Boeing and Spirit AeroSystems have struck a $425 million deal to tackle Spirit’s inventory challenges and cash flow issues. This move comes as the U.S. aviation regulator imposes restrictions on 737 MAX production.
The agreement aims to help Spirit maintain production levels to meet Boeing’s contractual obligations while enhancing quality, stabilizing operations, and ensuring customer satisfaction.

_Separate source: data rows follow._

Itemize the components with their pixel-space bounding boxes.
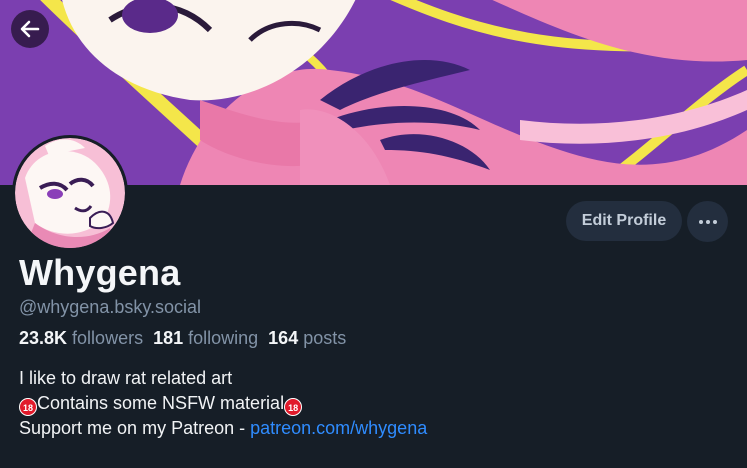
following-label: following bbox=[188, 328, 259, 348]
profile-stats: 23.8K followers 181 following 164 posts bbox=[19, 328, 346, 349]
bio-line-2: 18 Contains some NSFW material 18 bbox=[19, 391, 427, 416]
display-name: Whygena bbox=[19, 252, 181, 293]
profile-bio: I like to draw rat related art 18 Contain… bbox=[19, 366, 427, 441]
more-options-button[interactable] bbox=[687, 201, 728, 242]
followers-count: 23.8K bbox=[19, 328, 68, 348]
bio-line-3: Support me on my Patreon - patreon.com/w… bbox=[19, 416, 427, 441]
profile-handle: @whygena.bsky.social bbox=[19, 297, 202, 317]
posts-count: 164 bbox=[268, 328, 299, 348]
arrow-left-icon bbox=[20, 20, 40, 38]
no-under-18-icon: 18 bbox=[284, 398, 303, 416]
followers-link[interactable]: 23.8K followers bbox=[19, 328, 143, 349]
following-count: 181 bbox=[153, 328, 184, 348]
bio-nsfw-text: Contains some NSFW material bbox=[37, 393, 285, 413]
bio-patreon-prefix: Support me on my Patreon - bbox=[19, 418, 251, 438]
avatar-image bbox=[15, 138, 125, 248]
edit-profile-button[interactable]: Edit Profile bbox=[566, 201, 682, 241]
posts-label: posts bbox=[303, 328, 347, 348]
avatar[interactable] bbox=[12, 135, 128, 251]
patreon-link[interactable]: patreon.com/whygena bbox=[250, 418, 427, 438]
followers-label: followers bbox=[72, 328, 144, 348]
back-button[interactable] bbox=[11, 10, 49, 48]
following-link[interactable]: 181 following bbox=[153, 328, 258, 349]
bio-line-1: I like to draw rat related art bbox=[19, 368, 233, 388]
ellipsis-icon bbox=[698, 219, 717, 224]
no-under-18-icon: 18 bbox=[19, 398, 37, 416]
posts-stat: 164 posts bbox=[268, 328, 346, 349]
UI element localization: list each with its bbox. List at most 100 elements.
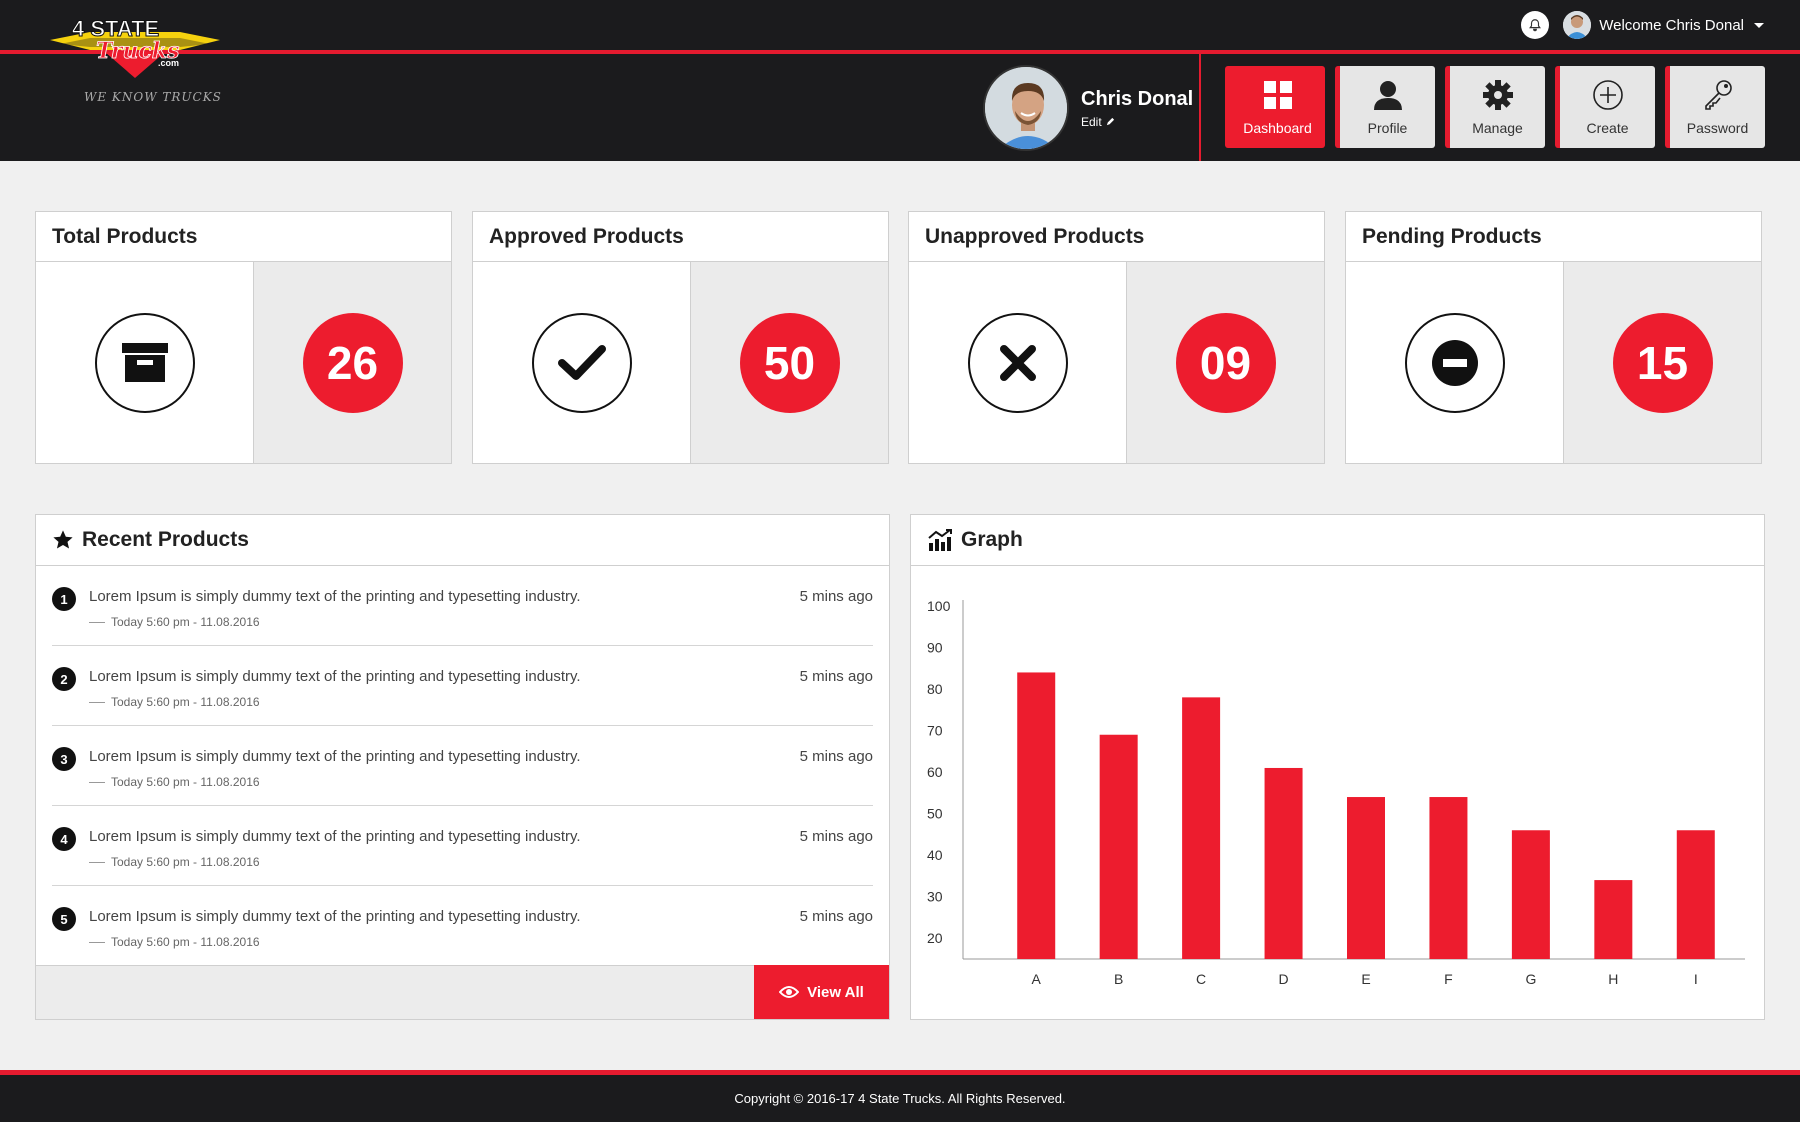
pencil-icon [1106, 117, 1114, 126]
stat-count: 09 [1175, 312, 1276, 413]
item-number: 4 [52, 827, 76, 851]
avatar [983, 65, 1069, 151]
edit-profile-link[interactable]: Edit [1081, 115, 1193, 129]
item-text: Lorem Ipsum is simply dummy text of the … [89, 588, 581, 605]
stat-title: Pending Products [1346, 212, 1761, 262]
chevron-down-icon [1754, 22, 1764, 28]
stat-card-pending[interactable]: Pending Products 15 [1345, 211, 1762, 464]
header-red-line [0, 50, 1800, 54]
stat-card-unapproved[interactable]: Unapproved Products 09 [908, 211, 1325, 464]
nav-manage-label: Manage [1472, 120, 1523, 136]
list-item[interactable]: 2 Lorem Ipsum is simply dummy text of th… [52, 646, 873, 726]
nav-profile-button[interactable]: Profile [1335, 66, 1435, 148]
avatar-small [1563, 11, 1592, 39]
star-icon [53, 530, 73, 549]
item-date-row: Today 5:60 pm - 11.08.2016 [89, 935, 260, 949]
panel-title: Recent Products [82, 528, 249, 551]
panel-header: Recent Products [36, 515, 889, 566]
list-item[interactable]: 4 Lorem Ipsum is simply dummy text of th… [52, 806, 873, 886]
logo-tagline: WE KNOW TRUCKS [84, 90, 222, 104]
item-number: 1 [52, 587, 76, 611]
bell-icon[interactable] [1521, 11, 1550, 39]
item-text: Lorem Ipsum is simply dummy text of the … [89, 668, 581, 685]
user-menu[interactable]: Welcome Chris Donal [1563, 11, 1764, 39]
list-item[interactable]: 5 Lorem Ipsum is simply dummy text of th… [52, 886, 873, 966]
x-icon [967, 312, 1068, 413]
x-tick-label: D [1278, 971, 1288, 987]
list-item[interactable]: 1 Lorem Ipsum is simply dummy text of th… [52, 566, 873, 646]
view-all-label: View All [807, 983, 864, 1001]
item-number: 2 [52, 667, 76, 691]
item-time: 5 mins ago [799, 828, 873, 845]
item-date: Today 5:60 pm - 11.08.2016 [111, 855, 260, 869]
y-tick-label: 20 [927, 930, 943, 946]
y-tick-label: 40 [927, 847, 943, 863]
y-tick-label: 80 [927, 681, 943, 697]
archive-icon [94, 312, 195, 413]
bar-C [1182, 697, 1221, 959]
x-tick-label: I [1694, 971, 1698, 987]
x-tick-label: F [1444, 971, 1453, 987]
key-icon [1704, 80, 1732, 110]
bar-I [1676, 830, 1715, 959]
y-tick-label: 100 [927, 598, 951, 614]
x-tick-label: H [1608, 971, 1618, 987]
user-block: Chris Donal Edit [983, 65, 1193, 151]
bar-B [1099, 734, 1138, 959]
y-tick-label: 70 [927, 723, 943, 739]
nav-manage-button[interactable]: Manage [1445, 66, 1545, 148]
bar-F [1429, 797, 1468, 959]
logo[interactable]: 4 STATE Trucks .com WE KNOW TRUCKS [50, 16, 230, 110]
item-date-row: Today 5:60 pm - 11.08.2016 [89, 855, 260, 869]
graph-panel: Graph 20 30 40 50 60 70 80 90 100 A B C D E F G H I [910, 514, 1765, 1020]
recent-list: 1 Lorem Ipsum is simply dummy text of th… [36, 566, 889, 966]
item-text: Lorem Ipsum is simply dummy text of the … [89, 828, 581, 845]
stat-card-approved[interactable]: Approved Products 50 [472, 211, 889, 464]
y-tick-label: 60 [927, 764, 943, 780]
bar-G [1511, 830, 1550, 959]
user-name: Chris Donal [1081, 87, 1194, 110]
item-text: Lorem Ipsum is simply dummy text of the … [89, 908, 581, 925]
edit-label: Edit [1081, 114, 1102, 129]
item-text: Lorem Ipsum is simply dummy text of the … [89, 748, 581, 765]
recent-products-panel: Recent Products 1 Lorem Ipsum is simply … [35, 514, 890, 1020]
nav-profile-label: Profile [1367, 120, 1408, 136]
item-date: Today 5:60 pm - 11.08.2016 [111, 775, 260, 789]
check-icon [531, 312, 632, 413]
welcome-text: Welcome Chris Donal [1599, 16, 1744, 34]
nav-create-button[interactable]: Create [1555, 66, 1655, 148]
item-number: 5 [52, 907, 76, 931]
logo-mark: 4 STATE Trucks .com [50, 16, 220, 78]
nav-password-button[interactable]: Password [1665, 66, 1765, 148]
stat-title: Total Products [36, 212, 451, 262]
y-tick-label: 90 [927, 640, 943, 656]
item-time: 5 mins ago [799, 588, 873, 605]
bar-A [1017, 672, 1056, 959]
bar-H [1594, 880, 1633, 959]
item-date-row: Today 5:60 pm - 11.08.2016 [89, 775, 260, 789]
gear-icon [1482, 80, 1513, 110]
item-date: Today 5:60 pm - 11.08.2016 [111, 615, 260, 629]
y-tick-label: 30 [927, 889, 943, 905]
x-tick-label: G [1525, 971, 1536, 987]
x-tick-label: A [1032, 971, 1042, 987]
user-icon [1373, 81, 1402, 110]
panel-header: Graph [911, 515, 1764, 566]
view-all-button[interactable]: View All [754, 965, 889, 1019]
stat-card-total[interactable]: Total Products 26 [35, 211, 452, 464]
item-time: 5 mins ago [799, 748, 873, 765]
bar-D [1264, 767, 1303, 959]
list-item[interactable]: 3 Lorem Ipsum is simply dummy text of th… [52, 726, 873, 806]
x-tick-label: E [1361, 971, 1370, 987]
nav-dashboard-button[interactable]: Dashboard [1225, 66, 1325, 148]
nav-create-label: Create [1586, 120, 1629, 136]
item-number: 3 [52, 747, 76, 771]
stat-count: 15 [1612, 312, 1713, 413]
panel-title: Graph [961, 528, 1023, 551]
item-date: Today 5:60 pm - 11.08.2016 [111, 935, 260, 949]
grid-icon [1263, 81, 1292, 109]
eye-icon [779, 986, 800, 998]
top-right-bar: Welcome Chris Donal [1521, 11, 1764, 39]
item-time: 5 mins ago [799, 668, 873, 685]
y-tick-label: 50 [927, 806, 943, 822]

Boeing’s interest in reacquiring Spirit, its former subsidiary, is driven by the need to enhance quality control and tighten oversight of its manufacturing supply chain.
Negotiations for Boeing to reacquire Spirit have been complicated by discussions on pricing for factories that produce components for both Boeing and Airbus.
Spirit AeroSystems, a key player in Boeing’s supply chain, faces scrutiny from federal regulators over production quality and readiness issues, prompting Boeing to explore closer collaboration options.
As part of the agreement, Spirit will provide Boeing with weekly financial updates to ensure transparency and address any potential concerns.
The collaboration will assist Spirit in managing its cash-strapped situation, as the company considers selling some manufacturing complexes to Airbus.
Both Boeing and Spirit remain committed to reaching an agreement despite ongoing complexities and potential obstacles.
The completion of the deal is anticipated to benefit Boeing in the long term by enhancing quality, stabilizing operations, and reducing dependence on external suppliers.